Review Before Proceeding

This bears repeating: always review output before committing. Challenge things. Ask why a particular approach was chosen. The output is stochastic; just because it makes sense doesn’t mean it’s correct.

I’m not talking about reviewing the generated code. At the stage of use we are discussing in this section, the size of the code to review is likely manageable. But as we delegate more and more to agents, this won’t be the case, so code review (assuming you are testing the result, verifying it does what it should) is optional. Spec review is not. A bad spec will generate the wrong code, often in subtle ways.

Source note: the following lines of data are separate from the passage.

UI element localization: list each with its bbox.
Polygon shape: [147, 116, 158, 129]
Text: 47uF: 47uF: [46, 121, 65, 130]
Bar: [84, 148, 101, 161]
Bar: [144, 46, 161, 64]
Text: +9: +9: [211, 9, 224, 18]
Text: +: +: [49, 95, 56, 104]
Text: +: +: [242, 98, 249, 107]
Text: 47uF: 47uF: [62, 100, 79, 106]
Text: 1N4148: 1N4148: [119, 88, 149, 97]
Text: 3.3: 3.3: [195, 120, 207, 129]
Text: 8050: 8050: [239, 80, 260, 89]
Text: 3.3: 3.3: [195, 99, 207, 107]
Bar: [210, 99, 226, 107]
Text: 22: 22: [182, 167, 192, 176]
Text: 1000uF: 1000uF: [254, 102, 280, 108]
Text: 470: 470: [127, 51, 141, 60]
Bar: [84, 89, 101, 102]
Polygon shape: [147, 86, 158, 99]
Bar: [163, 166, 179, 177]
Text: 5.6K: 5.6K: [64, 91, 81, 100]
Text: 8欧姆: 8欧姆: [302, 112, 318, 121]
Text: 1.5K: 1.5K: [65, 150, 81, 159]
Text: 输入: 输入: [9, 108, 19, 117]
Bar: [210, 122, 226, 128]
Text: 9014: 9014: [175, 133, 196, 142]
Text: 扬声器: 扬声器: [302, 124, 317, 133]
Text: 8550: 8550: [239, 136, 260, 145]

The good news is that rewriting code with an LLM is cheap. If the approach is wrong, throw it away and try again with better constraints in your spec. The cost of regeneration is tiny compared to the cost of shipping something broken. This is a genuine mindset shift: code is now disposable. The spec and the tests are the valuable artefacts.

The pattern is deceptively simple: research thoroughly, plan carefully, annotate until it’s boring, then let the agent execute. The discipline isn’t in the tools. It’s in resisting the urge to skip straight to implementation, which, if we’re honest, is the urge that got us into trouble with software engineering long before AI entered the picture.